これを鑑みるに、やはり「東のまつろわぬ国々=日高見の国」こそ、「毛の国=狗奴国」だったのではないでしょうか。
「日立」とは日の出のことで、「日高」と同意であるとされ、旧漢字の「常陸(ヒタチ)」は、「日高見道(ヒタカミミチ)」の転訛とも考えられてます。
日本書紀によれば、饒速日命が大和に辿り着いた際、この地を「虚空見日本国」と称したそうです。
かつて九州地方にあった「日向」が奈良に移ると、奈良の「日向」から「日の出る方角」の空を見ると、そこには「日高」があります。
つまりヤマト王権が東征するとしたら、最終的に常陸に向かうのは必然であるように思います。
前回、魏志倭人伝にある「不呼国」という国を「不破関」のある岐阜県不破郡周辺に比定しました。
不破関は関ヶ原町にあり、古来から西側勢力と東側勢力の決戦地とされてきました。
古代には三関を境に小競り合いが各地で起き、その緊張状態を「戦争」と表現したのかもしれません。
関ヶ原町のある不破郡には中村平野が存在します。この地域には「不破遺跡」があり、そこからは土器やガラス製品などが発掘されており、農業の痕跡も見られます。
もし軍事衝突が東海以東で置きていたとすれば、邪馬台国があったと私が比定する伊勢遺跡が非武装地帯に近いのも、畿内、奈良周辺が軍事的に穏やかなのも納得できる気がします。
東北地方の平定は平安時代の征夷大将軍、坂上田村麻呂の登場まで待たなくてはなりません。

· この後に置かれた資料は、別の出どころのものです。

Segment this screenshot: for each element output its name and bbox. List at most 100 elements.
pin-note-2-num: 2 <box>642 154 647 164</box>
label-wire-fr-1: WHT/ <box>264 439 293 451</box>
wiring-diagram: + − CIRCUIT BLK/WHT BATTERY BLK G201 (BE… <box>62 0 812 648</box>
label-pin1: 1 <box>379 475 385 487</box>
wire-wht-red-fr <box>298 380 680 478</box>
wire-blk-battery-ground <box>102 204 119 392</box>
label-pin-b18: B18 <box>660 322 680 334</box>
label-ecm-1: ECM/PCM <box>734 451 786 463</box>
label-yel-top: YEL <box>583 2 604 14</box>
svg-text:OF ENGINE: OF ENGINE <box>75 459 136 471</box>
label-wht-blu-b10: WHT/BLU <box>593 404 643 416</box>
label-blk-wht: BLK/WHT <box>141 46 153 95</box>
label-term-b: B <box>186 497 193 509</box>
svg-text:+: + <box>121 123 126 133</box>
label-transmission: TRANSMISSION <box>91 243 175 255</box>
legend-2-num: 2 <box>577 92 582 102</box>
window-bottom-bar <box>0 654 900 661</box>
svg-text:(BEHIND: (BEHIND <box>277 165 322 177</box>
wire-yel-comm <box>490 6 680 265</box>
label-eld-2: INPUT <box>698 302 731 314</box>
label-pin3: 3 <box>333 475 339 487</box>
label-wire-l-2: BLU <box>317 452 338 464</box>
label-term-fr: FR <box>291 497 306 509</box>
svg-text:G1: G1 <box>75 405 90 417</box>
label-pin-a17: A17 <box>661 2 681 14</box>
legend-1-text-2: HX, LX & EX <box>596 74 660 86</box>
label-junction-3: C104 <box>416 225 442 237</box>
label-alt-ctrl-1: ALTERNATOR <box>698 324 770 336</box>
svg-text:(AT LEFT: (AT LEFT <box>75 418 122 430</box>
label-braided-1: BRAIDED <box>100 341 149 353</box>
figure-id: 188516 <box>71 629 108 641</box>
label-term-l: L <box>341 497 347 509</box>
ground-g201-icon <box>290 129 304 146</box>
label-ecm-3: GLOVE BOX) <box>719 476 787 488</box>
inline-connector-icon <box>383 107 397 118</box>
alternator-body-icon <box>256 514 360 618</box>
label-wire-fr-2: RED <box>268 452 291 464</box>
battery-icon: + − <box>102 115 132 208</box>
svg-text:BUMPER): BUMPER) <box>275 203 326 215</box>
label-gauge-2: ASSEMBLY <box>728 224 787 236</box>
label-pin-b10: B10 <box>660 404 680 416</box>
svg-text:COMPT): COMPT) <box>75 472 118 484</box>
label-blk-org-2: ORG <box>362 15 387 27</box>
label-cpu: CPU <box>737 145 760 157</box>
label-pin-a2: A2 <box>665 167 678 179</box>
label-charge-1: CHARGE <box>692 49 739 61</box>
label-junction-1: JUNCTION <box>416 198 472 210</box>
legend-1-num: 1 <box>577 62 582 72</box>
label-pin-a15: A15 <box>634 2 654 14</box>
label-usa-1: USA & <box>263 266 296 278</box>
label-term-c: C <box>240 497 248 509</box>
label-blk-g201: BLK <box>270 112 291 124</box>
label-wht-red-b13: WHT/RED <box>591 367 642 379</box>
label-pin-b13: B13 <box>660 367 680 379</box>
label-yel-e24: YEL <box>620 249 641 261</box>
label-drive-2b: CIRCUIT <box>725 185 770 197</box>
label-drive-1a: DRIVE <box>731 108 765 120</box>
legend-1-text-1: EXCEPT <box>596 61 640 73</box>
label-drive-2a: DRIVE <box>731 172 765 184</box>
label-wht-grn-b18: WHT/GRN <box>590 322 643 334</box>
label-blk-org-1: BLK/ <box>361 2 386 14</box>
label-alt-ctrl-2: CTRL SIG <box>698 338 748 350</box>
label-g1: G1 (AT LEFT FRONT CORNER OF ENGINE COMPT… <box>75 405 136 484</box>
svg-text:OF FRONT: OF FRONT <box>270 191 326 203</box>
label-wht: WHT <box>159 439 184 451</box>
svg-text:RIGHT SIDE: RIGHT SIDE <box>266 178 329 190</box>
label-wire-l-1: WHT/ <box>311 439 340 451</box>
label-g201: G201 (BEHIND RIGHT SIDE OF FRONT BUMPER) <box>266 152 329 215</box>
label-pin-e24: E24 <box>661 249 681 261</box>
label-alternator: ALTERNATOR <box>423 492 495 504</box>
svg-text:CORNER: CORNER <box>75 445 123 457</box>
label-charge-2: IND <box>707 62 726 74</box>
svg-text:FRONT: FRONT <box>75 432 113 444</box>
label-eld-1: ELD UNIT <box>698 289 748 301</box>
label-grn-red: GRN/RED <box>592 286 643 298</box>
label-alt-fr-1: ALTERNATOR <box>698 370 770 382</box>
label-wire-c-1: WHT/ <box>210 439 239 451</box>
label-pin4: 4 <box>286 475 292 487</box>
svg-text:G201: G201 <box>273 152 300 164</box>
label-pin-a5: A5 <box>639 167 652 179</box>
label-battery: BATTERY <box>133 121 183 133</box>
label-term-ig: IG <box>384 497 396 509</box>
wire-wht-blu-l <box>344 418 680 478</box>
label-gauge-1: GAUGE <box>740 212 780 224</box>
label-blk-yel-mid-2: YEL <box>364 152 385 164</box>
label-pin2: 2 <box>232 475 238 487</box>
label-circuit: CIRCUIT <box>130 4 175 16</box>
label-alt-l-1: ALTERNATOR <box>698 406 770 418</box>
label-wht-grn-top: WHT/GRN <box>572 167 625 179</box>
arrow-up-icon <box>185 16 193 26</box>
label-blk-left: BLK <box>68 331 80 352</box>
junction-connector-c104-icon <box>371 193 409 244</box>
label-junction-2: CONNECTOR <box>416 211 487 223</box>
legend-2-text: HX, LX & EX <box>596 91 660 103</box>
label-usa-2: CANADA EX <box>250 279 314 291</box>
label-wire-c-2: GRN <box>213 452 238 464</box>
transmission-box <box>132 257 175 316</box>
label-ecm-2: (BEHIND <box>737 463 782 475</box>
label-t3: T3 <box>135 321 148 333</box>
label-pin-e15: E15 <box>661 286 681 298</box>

魏志倭人伝の時代は元より、「記紀」成立の奈良時代においても日本列島は未だ、王権によって統一されてはいませんでした。
古代において日本は、細かい単位の国々か集落が幾つもあり、それぞれが分散的な自治を行なっていたと考えられます。
そこでの小競り合いは石器を中心とした半殺傷兵器で、殲滅戦を想定したものではなかったかもしれません。
古代日本の戦争形態が儀礼的・模擬的戦闘であったとしたら、平和的解決が象徴的な理由、特に祭祀による宗教的統一というのは理に叶っているように思います。
ただ卑弥呼擁立以前は、北九州を中心とした動乱があったのも事実でしょう。
それが何らかの理由で治まり、その成功事例を次代女王の台与に引き継ぎ、後の時代には東国もヤマト王権に組み込まれていきました。
この歴史的プロセスこそ、「記紀」に神話として書かれた出来事のプロトタイプだったのではないか、と考えます。
次回からは、古代日本の地政学から「記紀」の歴史を紐解いていきたいと思います。